One of my favorite and least favorite parts of my job is that I am the IT Guru around here. It’s not my actually job–that is reserved for marketing, and sales–but I am the first line of defense against all things electronic and malfunctioned. In the last four years, I have slowly learned more and more about computers, culminating recently in my new found ability to transfer an old hard drive with an IDE cable to a new computer with SATA cables. That was a big day.
Monday, the Financials computer (Read: Muy Importante Computer) died. The power supply went with a puff of smoke and wiff of ozone. It was not something I could fix, nor did I have time to learn, so we called our IT guy and he went to work on it. While he was here, he suggested battery backups for all of the computers. I connected those today, and in the process, for whatever reason (possibly the 6 years of age it has accrued) one of the USB ports on my dad’s computer died. It’s not really a big deal.
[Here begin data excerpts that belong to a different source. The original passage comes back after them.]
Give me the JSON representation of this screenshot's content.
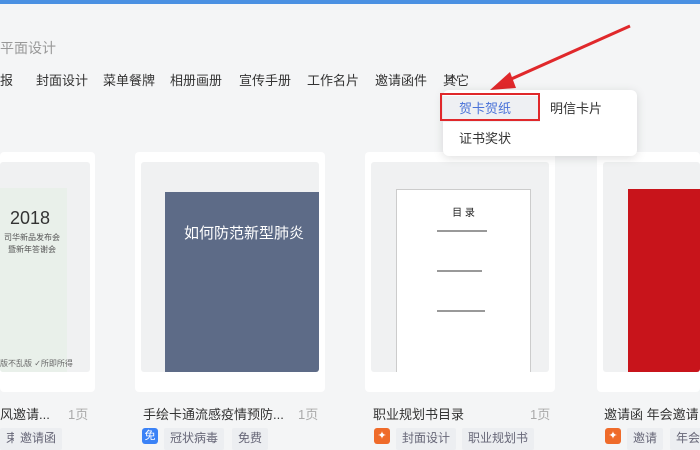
{
  "breadcrumb": "平面设计",
  "categories": [
    "报",
    "封面设计",
    "菜单餐牌",
    "相册画册",
    "宣传手册",
    "工作名片",
    "邀请函件",
    "其它"
  ],
  "dropdown": {
    "items": [
      "贺卡贺纸",
      "明信卡片",
      "证书奖状"
    ]
  },
  "cards": [
    {
      "title": "风邀请...",
      "pages": "1页",
      "tags": [
        "束",
        "邀请函"
      ],
      "poster_year": "2018",
      "poster_line1": "司华新品发布会",
      "poster_line2": "暨新年答谢会",
      "poster_foot": "版不乱版 ✓所即所得"
    },
    {
      "title": "手绘卡通流感疫情预防...",
      "pages": "1页",
      "badge": "免",
      "tags": [
        "冠状病毒",
        "免费"
      ],
      "poster_heading": "如何防范新型肺炎"
    },
    {
      "title": "职业规划书目录",
      "pages": "1页",
      "tags": [
        "封面设计",
        "职业规划书"
      ],
      "poster_heading": "目 录"
    },
    {
      "title": "邀请函 年会邀请",
      "tags": [
        "邀请",
        "年会"
      ]
    }
  ],
  "colors": {
    "accent": "#4a72d8",
    "highlight": "#e0282b",
    "badge_green": "#3b82f6",
    "badge_orange": "#ef6b2a"
  }
}
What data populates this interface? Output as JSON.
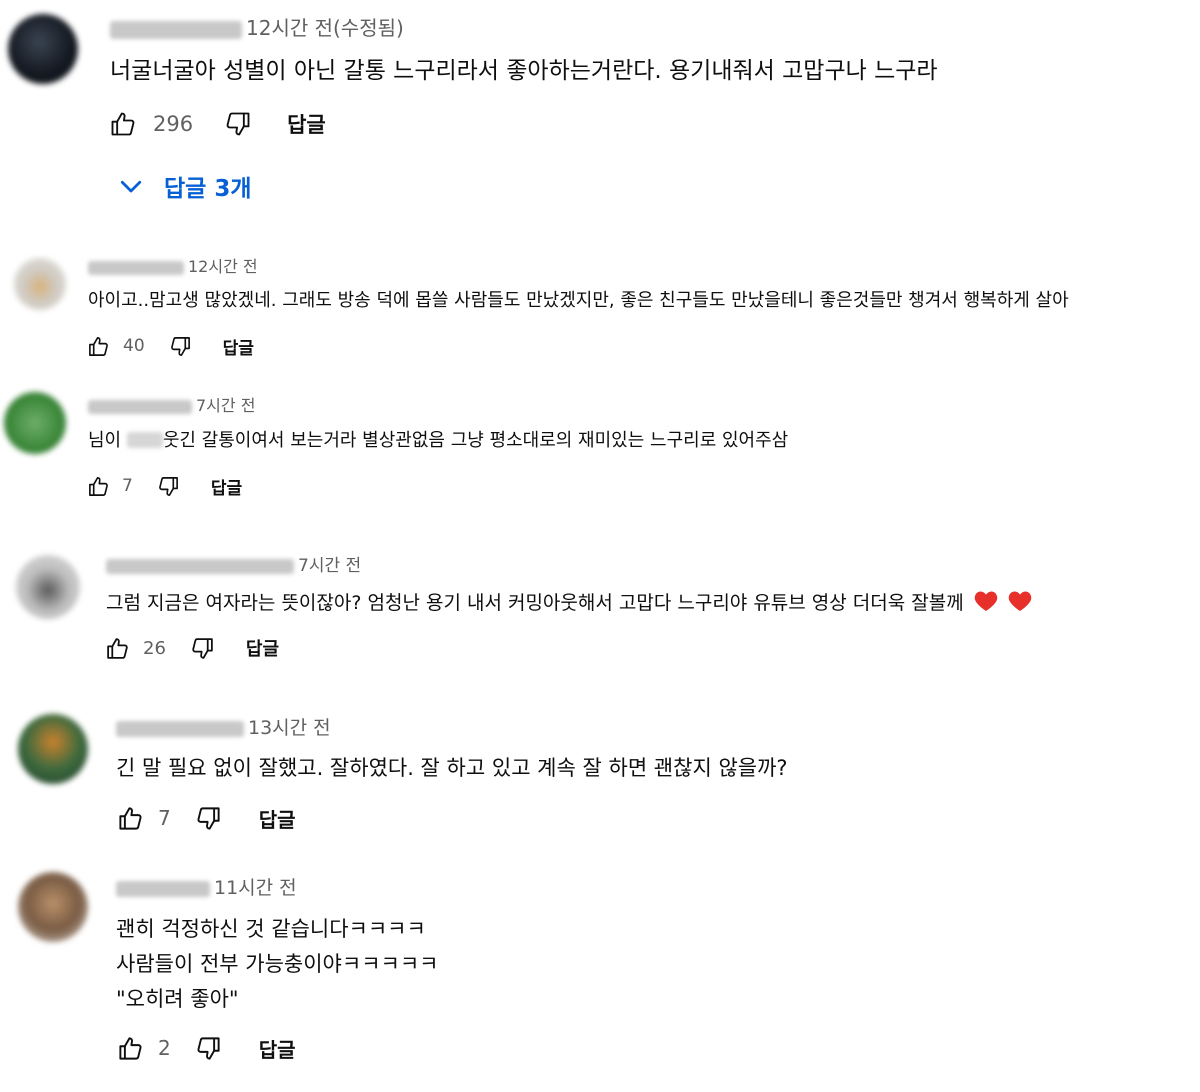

I just have to get a USB hub, and all will be well with the world, but it put him in a tizzy.
Then about 30 minutes ago, he comes into my office and tells me the hard drive on the Financial computer was making weird buzzing, whirring noises and to call the IT guy. He also insists that it was the battery backup that must have caused the problem (and by proxy, me). Not really believing this to be an IT Guy level issue (or that the battery back up caused it), I asked to hear the noise. I walk in to find our CPA reinstalling the financial program. I ask if it has only been making the sound since they started installing and my father confirms it has. So I lean down and give the computer a listen. The sound is quite clearly coming from the CD-Rom Drive and not the hard drive. It appears to be working, so I decide it’s not much of a problem. When the CPA tries to reinstall the the program after there is an error in the install, the computer doesn’t recognize the CD-Rom drive. I become suspicious that it might be dust on the CD-Rom lens, and find my trusty Can O’ Air. I blow out the drive, and we try again. Not only is the CD recognized, but the whirring sounds are gone.
IT Guru to the rescue!
My father was ready to plop down $75 an hour for a tech to come out for a 10 minute problem. Back in the day, he was very tech savvy. He could do most anything. But these days, he has let his ability completely slip and he is becoming one of those computer illiterate types who make Best Buy’s Geek Squad so profitable. It worries me. I want to leave, I want a new job, but what happens if I do? Who will do these little things? I know that they will be ok, and they will adapt either through my father relearning these things, relying more heavily on paid tech support, or by hiring someone with my abilities, but when he calls me into his office to figure out the simplest of problems, I feel like leaving would amount to abandoning, and the guilt becomes almost palpable.
Yet another reason to never work with family.